Testing Anti-Patterns
When adding mocks or test utilities, avoid these patterns:
Never Test Mock Behavior
// BAD: Testing that mock exists
func TestHandler(t *testing.T) {
mock := &MockService{}
handler := NewHandler(mock)
assert.NotNil(t, handler.service) // Tests mock, not behavior
}
// GOOD: Test real behavior
func TestHandler_ProcessesRequest(t *testing.T) {
service := NewTestService()
handler := NewHandler(service)
result, err := handler.Process("data")
assert.NoError(t, err)
assert.Equal(t, expected, result)
}
Never Add Test-Only Methods to Production
// BAD: Reset() only used in tests
type Connection struct { pool *Pool }
func (c *Connection) Reset() { c.pool.Clear() } // Dangerous in production!
// GOOD: Test utilities handle cleanup
// test_utils.go
func CleanupConnection(c *Connection) {
c.pool.ClearTestData()
}
Never Mock Without Understanding
Before mocking any method:
- •Ask: "What side effects does the real method have?"
- •Ask: "Does this test depend on any of those side effects?"

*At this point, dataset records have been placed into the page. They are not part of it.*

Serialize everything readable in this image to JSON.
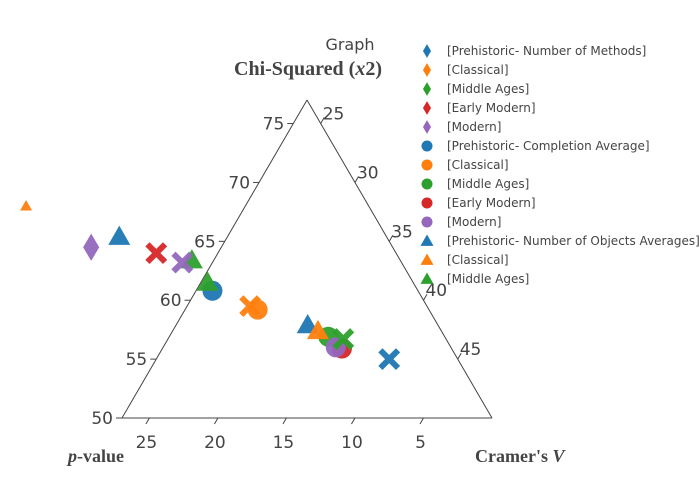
{
  "chart_data": {
    "type": "scatter",
    "subtype": "ternary",
    "heading": "Graph",
    "title": "Chi-Squared (x2)",
    "title_parts": {
      "text": "Chi-Squared (",
      "var": "x",
      "tail": "2)"
    },
    "axes": {
      "a": {
        "label": "Chi-Squared (x2)",
        "range": [
          50,
          77
        ],
        "ticks": [
          50,
          55,
          60,
          65,
          70,
          75
        ],
        "tick_labels": [
          "50",
          "55",
          "60",
          "65",
          "70",
          "75"
        ]
      },
      "b": {
        "label": "p-value",
        "label_parts": {
          "var": "p",
          "text": "-value"
        },
        "range": [
          0,
          27
        ],
        "ticks": [
          5,
          10,
          15,
          20,
          25
        ],
        "tick_labels": [
          "5",
          "10",
          "15",
          "20",
          "25"
        ]
      },
      "c": {
        "label": "Cramer's V",
        "label_parts": {
          "text": "Cramer's ",
          "var": "V"
        },
        "range": [
          23,
          50
        ],
        "ticks": [
          25,
          30,
          35,
          40,
          45
        ],
        "tick_labels": [
          "25",
          "30",
          "35",
          "40",
          "45"
        ]
      }
    },
    "grid": true,
    "legend_position": "right",
    "sum": 100,
    "series": [
      {
        "name": "[Prehistoric- Number of Methods]",
        "symbol": "diamond",
        "color": "#1f77b4",
        "points": []
      },
      {
        "name": "[Classical]",
        "symbol": "diamond",
        "color": "#ff7f0e",
        "points": []
      },
      {
        "name": "[Middle Ages]",
        "symbol": "diamond",
        "color": "#2ca02c",
        "points": []
      },
      {
        "name": "[Early Modern]",
        "symbol": "diamond",
        "color": "#d62728",
        "points": []
      },
      {
        "name": "[Modern]",
        "symbol": "diamond",
        "color": "#9467bd",
        "points": [
          {
            "a": 64.5,
            "b": 22.0,
            "c": 13.5
          }
        ]
      },
      {
        "name": "[Prehistoric- Completion Average]",
        "symbol": "circle",
        "color": "#1f77b4",
        "points": [
          {
            "a": 60.8,
            "b": 15.0,
            "c": 24.2
          }
        ]
      },
      {
        "name": "[Classical]",
        "symbol": "circle",
        "color": "#ff7f0e",
        "points": [
          {
            "a": 59.2,
            "b": 12.5,
            "c": 28.3
          }
        ]
      },
      {
        "name": "[Middle Ages]",
        "symbol": "circle",
        "color": "#2ca02c",
        "points": [
          {
            "a": 56.9,
            "b": 8.5,
            "c": 34.6
          }
        ]
      },
      {
        "name": "[Early Modern]",
        "symbol": "circle",
        "color": "#d62728",
        "points": [
          {
            "a": 55.9,
            "b": 8.0,
            "c": 36.1
          }
        ]
      },
      {
        "name": "[Modern]",
        "symbol": "circle",
        "color": "#9467bd",
        "points": [
          {
            "a": 56.0,
            "b": 8.4,
            "c": 35.6
          }
        ]
      },
      {
        "name": "[Prehistoric- Number of Objects Averages]",
        "symbol": "triangle-up",
        "color": "#1f77b4",
        "points": [
          {
            "a": 65.4,
            "b": 19.5,
            "c": 15.1
          },
          {
            "a": 57.9,
            "b": 9.5,
            "c": 32.6
          }
        ]
      },
      {
        "name": "[Classical]",
        "symbol": "triangle-up",
        "color": "#ff7f0e",
        "points": [
          {
            "a": 68.0,
            "b": 25.0,
            "c": 7.0
          },
          {
            "a": 57.4,
            "b": 9.0,
            "c": 33.6
          }
        ]
      },
      {
        "name": "[Middle Ages]",
        "symbol": "triangle-up",
        "color": "#2ca02c",
        "points": [
          {
            "a": 63.4,
            "b": 15.2,
            "c": 21.4
          },
          {
            "a": 61.5,
            "b": 15.0,
            "c": 23.5
          }
        ]
      },
      {
        "name": "",
        "symbol": "x",
        "color": "#1f77b4",
        "points": [
          {
            "a": 55.0,
            "b": 5.0,
            "c": 40.0
          }
        ]
      },
      {
        "name": "",
        "symbol": "x",
        "color": "#ff7f0e",
        "points": [
          {
            "a": 59.5,
            "b": 12.9,
            "c": 27.6
          }
        ]
      },
      {
        "name": "",
        "symbol": "x",
        "color": "#2ca02c",
        "points": [
          {
            "a": 56.7,
            "b": 7.5,
            "c": 35.8
          }
        ]
      },
      {
        "name": "",
        "symbol": "x",
        "color": "#d62728",
        "points": [
          {
            "a": 64.0,
            "b": 17.5,
            "c": 18.5
          }
        ]
      },
      {
        "name": "",
        "symbol": "x",
        "color": "#9467bd",
        "points": [
          {
            "a": 63.2,
            "b": 16.0,
            "c": 20.8
          }
        ]
      }
    ]
  }
}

- •If depends on side effects: Mock at lower level, not this method
Example: Bug Fix with TDD
Bug: Empty email accepted when it should be rejected.
RED:
func TestSubmitForm_RejectsEmptyEmail(t *testing.T) {
result := SubmitForm(FormData{Email: ""})
assert.Equal(t, "Email required", result.Error)
}
Verify RED:
$ go test ./... -run TestSubmitForm_RejectsEmptyEmail FAIL: expected "Email required", got ""
GREEN:
func SubmitForm(data FormData) FormResult {
if strings.TrimSpace(data.Email) == "" {
return FormResult{Error: "Email required"}
}
// ... rest of form processing
return FormResult{}
}
Verify GREEN:
$ go test ./... -run TestSubmitForm_RejectsEmptyEmail PASS
REFACTOR: Extract validation if multiple fields need it.
Language-Specific Commands
Go
go test ./... # All tests go test ./path/to/package -run TestName # Single test go test ./... -v # Verbose output go test ./... -cover # With coverage
TypeScript (Vitest)
npm test # All tests npm test -- -t "test name" # Single test npm test -- --coverage # With coverage
Rust
cargo test # All tests cargo test test_name # Single test cargo test -- --nocapture # With output
Python
pytest # All tests pytest -k "test_name" # Single test pytest --cov # With coverage
Verification Checklist
Before marking work complete:
- • Every new function/method has a test
- • Watched each test fail before implementing
- • Each test failed for expected reason (feature missing, not typo)
- • Wrote minimal code to pass each test
- • All tests pass with no warnings
- • Tests use real code (mocks only if unavoidable)
- • Edge cases and errors covered
- • No test-only methods added to production classes
Can't check all boxes? You skipped TDD. Start over.
When Stuck
| Problem | Solution |
|---|---|
| Don't know how to test | Write wished-for API. Write assertion first. Ask your human partner. |
| Test too complicated | Design too complicated. Simplify interface. |
| Must mock everything | Code too coupled. Use dependency injection. |
| Test setup huge | Extract helpers. Still complex? Simplify design. |
Integration
This skill is called by:
- •
gambit:executing-plans(when implementing tasks) - •
gambit:fixing-bugs(write failing test reproducing bug)
This skill calls:
- •
gambit:verification(running tests to verify) - •test-runner agent (run tests, return summary only)
Workflow:
Write failing test (RED)
→ Verify it fails for right reason
→ Write minimal code (GREEN)
→ Verify all tests pass
→ Refactor (stay green)
→ Commit
→ Next test
Final Rule
Production code → test exists and failed first Otherwise → not TDD
No exceptions without your human partner's permission.